New cars have cameras, computers and warning signals to make driving safer. However, all cars have outdated 20th century technology for headlights. On May 26, 2017, an article in USA-Today The Journal News by Nathan Bomey entitled “Vehicle headlights are stuck in tech’s dark ages”. According to the article, 250 pedestrians are killed at night every year crossing the road and many cases it is because drivers can’t see them because their headlights don’t shine bright enough. These findings are backed by headlight expert Michael Flanagan at The University of Michigan Transportation Research Institute.
The Insurance Institute for Highway Safety concluded last year that two-thirds of lighting packages available on 21 small SUV models including Jeep Wrangler, Mitsubishi Outlander Sport and the Nissan Rogue deliver poor performance. Ten midsized car headlights systems were poor including Buick Verano, Hyundai Sonata and the Mercedes Benz C Class. The headlights of seven pickup trucks were rated poor including the Ford F-150, the GMC Canyon and the Toyota Tundra.
The cause of these poor headlights is outdated federal rules that have blocked automakers from introducing head lamps that automatically adjust to oncoming traffic to reduce glare even though the technology is available in Europe and Japan. According to AAA “there’s technology available today that could potentially reduce some fatalities and it would be simply a matter of regulation change to allow that in the U.S.”
Toyota asked the National Highway Traffic Administration (NHTSA) in 2013 to allow adaptive beam headlight technology. The alliance of automobile manufacturers which represent major automakers backed the petition for adaptive headlights. Yet, four years later, NHTSA did not make a decision. The Department of Transportation and the “NHTSA” welcome data and research that can serve to encourage manufacturers of vehicles to improve headlight performance beyond minimum Federal Safety Standards. Once the NHTSA processes new regulations, it could take one to two years to implement standards. It may take years for advanced lighting to become standard in all automobiles.
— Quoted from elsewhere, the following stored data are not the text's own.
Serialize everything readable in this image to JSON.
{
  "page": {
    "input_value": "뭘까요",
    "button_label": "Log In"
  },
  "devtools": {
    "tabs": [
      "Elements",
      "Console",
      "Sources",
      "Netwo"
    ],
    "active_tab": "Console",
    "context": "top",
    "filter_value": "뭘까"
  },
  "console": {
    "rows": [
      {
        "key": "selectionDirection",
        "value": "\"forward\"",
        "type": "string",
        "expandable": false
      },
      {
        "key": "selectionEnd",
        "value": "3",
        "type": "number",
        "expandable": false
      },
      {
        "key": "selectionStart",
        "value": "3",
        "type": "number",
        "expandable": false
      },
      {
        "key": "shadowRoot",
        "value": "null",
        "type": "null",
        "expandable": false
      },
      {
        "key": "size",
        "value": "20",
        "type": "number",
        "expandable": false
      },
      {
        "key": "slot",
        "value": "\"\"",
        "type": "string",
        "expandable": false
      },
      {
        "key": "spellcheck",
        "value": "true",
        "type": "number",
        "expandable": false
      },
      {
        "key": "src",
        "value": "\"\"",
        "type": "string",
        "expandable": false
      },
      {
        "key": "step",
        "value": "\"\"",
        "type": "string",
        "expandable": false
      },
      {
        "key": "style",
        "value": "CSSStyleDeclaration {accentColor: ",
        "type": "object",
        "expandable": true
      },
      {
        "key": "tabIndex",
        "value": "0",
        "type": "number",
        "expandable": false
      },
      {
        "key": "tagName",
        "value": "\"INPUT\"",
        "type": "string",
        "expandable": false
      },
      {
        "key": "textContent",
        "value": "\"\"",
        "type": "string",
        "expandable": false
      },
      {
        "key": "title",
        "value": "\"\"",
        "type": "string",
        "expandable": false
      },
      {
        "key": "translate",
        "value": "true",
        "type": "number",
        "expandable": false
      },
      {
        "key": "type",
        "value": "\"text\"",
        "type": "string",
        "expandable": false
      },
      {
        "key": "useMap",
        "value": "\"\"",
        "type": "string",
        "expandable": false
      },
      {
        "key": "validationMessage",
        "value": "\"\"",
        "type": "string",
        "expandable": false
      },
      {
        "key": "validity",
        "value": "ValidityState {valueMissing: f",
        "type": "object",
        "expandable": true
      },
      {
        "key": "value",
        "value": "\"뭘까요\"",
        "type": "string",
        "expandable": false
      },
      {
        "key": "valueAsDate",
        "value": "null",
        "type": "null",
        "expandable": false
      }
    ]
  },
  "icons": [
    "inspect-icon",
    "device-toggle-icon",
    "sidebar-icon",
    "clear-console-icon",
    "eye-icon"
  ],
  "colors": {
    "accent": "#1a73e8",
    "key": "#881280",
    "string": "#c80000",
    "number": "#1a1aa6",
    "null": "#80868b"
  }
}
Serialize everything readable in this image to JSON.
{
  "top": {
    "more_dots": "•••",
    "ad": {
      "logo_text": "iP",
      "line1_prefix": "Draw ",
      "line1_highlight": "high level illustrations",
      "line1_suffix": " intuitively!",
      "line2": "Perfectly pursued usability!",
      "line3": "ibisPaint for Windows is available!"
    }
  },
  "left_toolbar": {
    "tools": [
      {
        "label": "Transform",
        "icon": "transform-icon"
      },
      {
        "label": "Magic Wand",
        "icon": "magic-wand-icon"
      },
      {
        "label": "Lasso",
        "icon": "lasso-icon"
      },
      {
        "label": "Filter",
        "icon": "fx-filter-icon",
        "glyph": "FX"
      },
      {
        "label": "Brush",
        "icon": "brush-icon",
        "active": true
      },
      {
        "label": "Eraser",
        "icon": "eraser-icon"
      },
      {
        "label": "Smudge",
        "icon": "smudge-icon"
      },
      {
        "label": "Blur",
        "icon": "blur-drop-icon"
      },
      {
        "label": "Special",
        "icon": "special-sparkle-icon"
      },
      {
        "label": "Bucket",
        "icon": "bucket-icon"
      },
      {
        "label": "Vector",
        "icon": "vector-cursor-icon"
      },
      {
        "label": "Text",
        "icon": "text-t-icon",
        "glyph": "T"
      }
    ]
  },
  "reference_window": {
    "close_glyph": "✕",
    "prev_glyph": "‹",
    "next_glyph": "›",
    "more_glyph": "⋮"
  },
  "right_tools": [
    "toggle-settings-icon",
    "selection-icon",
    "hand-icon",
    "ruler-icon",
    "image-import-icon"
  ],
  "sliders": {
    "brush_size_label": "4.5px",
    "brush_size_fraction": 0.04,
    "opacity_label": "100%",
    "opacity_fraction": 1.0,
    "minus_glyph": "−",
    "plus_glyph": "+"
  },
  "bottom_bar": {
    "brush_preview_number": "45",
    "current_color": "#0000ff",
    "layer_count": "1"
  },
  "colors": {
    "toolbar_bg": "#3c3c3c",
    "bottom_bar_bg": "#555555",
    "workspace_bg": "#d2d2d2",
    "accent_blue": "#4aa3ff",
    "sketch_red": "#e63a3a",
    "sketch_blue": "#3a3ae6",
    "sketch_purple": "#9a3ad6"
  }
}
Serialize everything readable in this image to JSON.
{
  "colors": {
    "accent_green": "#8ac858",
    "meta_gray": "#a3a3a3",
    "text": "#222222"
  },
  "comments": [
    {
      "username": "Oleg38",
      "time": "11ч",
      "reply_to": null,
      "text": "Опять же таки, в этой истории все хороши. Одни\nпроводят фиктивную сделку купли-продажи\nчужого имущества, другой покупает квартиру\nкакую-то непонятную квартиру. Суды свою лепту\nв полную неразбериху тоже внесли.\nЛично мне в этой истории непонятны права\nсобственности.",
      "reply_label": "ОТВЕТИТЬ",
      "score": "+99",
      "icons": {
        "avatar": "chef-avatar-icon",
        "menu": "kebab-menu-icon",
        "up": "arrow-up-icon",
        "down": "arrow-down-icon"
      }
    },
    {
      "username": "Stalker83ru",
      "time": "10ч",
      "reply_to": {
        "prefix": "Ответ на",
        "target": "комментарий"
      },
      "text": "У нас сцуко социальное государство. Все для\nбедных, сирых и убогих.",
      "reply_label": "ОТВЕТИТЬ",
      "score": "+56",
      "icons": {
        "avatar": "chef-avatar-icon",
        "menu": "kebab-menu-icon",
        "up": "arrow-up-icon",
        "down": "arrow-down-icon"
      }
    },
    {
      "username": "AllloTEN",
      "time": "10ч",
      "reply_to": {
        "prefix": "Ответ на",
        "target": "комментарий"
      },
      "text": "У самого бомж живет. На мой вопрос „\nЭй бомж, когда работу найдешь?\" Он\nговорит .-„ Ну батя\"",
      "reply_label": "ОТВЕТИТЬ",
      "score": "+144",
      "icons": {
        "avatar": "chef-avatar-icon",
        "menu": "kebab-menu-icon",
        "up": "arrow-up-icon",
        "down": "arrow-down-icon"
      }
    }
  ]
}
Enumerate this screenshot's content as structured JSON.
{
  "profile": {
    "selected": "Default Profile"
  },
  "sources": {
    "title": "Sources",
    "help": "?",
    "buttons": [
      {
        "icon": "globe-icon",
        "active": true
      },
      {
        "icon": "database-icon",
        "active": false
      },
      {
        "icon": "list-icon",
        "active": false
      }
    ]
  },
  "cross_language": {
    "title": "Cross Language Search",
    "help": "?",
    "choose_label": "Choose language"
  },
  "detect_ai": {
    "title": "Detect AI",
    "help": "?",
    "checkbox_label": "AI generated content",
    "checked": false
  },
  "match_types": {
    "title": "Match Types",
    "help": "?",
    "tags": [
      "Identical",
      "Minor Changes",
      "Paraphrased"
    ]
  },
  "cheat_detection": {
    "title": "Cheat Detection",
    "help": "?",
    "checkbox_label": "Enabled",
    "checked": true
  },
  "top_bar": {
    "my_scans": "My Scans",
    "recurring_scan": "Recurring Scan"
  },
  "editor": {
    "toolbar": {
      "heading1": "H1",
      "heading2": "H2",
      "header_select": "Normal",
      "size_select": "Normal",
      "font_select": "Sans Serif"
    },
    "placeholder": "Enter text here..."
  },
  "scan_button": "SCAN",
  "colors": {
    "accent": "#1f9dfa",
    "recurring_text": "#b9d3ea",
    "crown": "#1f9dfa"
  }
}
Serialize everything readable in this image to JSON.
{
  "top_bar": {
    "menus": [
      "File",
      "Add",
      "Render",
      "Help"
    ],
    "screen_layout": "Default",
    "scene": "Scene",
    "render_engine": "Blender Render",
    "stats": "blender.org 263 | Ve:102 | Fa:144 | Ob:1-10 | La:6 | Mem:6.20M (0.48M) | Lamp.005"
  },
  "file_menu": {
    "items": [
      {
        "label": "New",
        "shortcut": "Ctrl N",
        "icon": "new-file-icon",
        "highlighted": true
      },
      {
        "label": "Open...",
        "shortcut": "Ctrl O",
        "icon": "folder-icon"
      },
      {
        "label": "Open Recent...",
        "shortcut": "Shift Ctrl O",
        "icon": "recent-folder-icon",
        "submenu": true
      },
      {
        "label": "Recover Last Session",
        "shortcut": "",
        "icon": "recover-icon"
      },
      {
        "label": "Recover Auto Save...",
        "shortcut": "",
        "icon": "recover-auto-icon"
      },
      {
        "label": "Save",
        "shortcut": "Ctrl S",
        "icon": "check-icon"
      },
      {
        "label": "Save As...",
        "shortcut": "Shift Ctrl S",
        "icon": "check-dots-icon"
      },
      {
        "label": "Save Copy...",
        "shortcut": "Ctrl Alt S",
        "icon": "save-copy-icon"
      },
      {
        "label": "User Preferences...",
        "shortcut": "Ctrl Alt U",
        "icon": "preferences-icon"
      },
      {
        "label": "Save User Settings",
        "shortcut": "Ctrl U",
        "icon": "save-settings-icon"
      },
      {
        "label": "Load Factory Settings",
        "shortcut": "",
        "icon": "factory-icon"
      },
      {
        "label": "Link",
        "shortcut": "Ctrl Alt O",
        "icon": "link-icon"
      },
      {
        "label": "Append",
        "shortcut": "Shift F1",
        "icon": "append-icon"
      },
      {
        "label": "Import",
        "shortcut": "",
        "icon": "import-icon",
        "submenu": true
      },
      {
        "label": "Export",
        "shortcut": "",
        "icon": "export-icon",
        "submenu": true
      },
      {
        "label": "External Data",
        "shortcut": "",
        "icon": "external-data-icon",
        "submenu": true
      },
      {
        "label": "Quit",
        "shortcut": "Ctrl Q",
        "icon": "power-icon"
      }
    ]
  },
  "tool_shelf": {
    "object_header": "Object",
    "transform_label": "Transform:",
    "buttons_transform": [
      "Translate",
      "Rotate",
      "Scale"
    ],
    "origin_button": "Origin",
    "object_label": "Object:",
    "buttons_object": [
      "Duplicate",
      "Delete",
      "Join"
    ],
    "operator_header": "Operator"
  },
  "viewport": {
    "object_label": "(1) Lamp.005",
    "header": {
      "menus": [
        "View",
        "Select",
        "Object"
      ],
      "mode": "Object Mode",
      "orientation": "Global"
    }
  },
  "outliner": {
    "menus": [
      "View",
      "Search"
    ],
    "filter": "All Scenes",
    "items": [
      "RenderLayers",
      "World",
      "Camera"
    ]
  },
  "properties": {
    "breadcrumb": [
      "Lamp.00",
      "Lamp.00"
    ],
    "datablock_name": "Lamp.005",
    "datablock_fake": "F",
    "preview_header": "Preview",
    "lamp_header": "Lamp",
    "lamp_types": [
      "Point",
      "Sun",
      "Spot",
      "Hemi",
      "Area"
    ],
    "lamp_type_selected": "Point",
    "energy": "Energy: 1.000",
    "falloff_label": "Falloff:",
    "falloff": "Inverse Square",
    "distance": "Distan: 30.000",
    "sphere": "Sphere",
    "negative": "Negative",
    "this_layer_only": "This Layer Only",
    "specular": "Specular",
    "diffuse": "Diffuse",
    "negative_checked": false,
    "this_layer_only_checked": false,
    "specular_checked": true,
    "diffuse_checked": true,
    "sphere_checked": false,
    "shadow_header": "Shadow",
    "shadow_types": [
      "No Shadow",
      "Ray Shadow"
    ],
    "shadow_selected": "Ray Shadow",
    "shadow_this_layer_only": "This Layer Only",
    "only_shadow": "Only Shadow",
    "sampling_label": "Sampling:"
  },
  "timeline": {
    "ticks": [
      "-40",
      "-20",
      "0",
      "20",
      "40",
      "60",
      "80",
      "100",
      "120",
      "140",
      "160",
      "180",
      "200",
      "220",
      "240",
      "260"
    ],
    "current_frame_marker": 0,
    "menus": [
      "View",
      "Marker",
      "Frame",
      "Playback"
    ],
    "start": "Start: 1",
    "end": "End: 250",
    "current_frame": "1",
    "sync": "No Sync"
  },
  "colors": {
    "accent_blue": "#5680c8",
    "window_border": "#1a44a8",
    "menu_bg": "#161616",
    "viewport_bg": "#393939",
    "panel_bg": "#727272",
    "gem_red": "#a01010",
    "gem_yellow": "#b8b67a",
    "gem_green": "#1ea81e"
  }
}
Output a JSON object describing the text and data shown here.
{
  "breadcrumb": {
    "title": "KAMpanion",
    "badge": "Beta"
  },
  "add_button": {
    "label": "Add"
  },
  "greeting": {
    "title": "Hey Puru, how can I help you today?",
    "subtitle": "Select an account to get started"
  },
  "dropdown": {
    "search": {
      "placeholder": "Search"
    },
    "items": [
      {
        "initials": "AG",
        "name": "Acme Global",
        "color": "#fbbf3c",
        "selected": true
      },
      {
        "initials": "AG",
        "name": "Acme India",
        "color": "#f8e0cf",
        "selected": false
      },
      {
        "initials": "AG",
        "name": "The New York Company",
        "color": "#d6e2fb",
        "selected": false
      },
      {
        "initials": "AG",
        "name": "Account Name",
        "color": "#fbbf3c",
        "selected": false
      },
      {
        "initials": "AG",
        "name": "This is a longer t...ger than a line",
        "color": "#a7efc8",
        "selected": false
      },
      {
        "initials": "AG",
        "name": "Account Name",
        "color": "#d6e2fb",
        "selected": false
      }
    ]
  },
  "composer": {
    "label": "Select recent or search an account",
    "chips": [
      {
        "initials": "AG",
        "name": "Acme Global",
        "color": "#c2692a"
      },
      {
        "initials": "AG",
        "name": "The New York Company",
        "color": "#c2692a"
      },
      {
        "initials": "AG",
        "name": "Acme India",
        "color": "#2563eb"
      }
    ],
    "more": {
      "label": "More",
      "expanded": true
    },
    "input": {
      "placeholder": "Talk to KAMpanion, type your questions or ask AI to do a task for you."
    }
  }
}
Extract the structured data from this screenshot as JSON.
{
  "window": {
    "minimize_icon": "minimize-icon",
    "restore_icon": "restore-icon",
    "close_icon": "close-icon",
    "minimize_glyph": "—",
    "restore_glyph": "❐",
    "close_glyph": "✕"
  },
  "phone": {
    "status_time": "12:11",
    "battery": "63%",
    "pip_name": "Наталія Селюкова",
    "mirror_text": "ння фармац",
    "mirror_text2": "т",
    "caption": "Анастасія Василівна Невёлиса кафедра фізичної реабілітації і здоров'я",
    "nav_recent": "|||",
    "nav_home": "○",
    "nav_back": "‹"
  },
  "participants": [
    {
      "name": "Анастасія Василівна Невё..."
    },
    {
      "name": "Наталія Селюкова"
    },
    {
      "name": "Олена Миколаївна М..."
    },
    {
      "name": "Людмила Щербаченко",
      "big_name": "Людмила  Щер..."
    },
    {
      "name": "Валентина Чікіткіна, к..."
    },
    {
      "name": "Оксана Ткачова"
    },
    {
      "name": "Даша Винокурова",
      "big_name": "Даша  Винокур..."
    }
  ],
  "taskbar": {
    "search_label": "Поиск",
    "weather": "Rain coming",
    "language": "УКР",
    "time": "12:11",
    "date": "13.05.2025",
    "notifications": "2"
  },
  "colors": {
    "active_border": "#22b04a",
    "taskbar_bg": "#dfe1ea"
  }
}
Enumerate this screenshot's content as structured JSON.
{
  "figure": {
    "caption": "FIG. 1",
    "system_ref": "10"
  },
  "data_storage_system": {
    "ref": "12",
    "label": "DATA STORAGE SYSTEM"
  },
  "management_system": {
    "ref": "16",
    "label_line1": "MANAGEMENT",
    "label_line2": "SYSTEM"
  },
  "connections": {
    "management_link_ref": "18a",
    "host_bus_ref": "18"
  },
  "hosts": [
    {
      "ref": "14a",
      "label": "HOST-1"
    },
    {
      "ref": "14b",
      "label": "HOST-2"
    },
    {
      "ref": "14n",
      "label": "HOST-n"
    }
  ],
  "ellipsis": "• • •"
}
According to the article, the number of pedestrians killed on U.S. roads in 2015 rose 9.5% to 5376. Still, low beam headlights on 80% of vehicles on the road do not provide adequate stopping distance at speeds above 40 mph on unlit roadways, according to AAA. The packaging of headlights has been getting smaller and smaller and more distinctive. Significant changes for headlights are still many years off.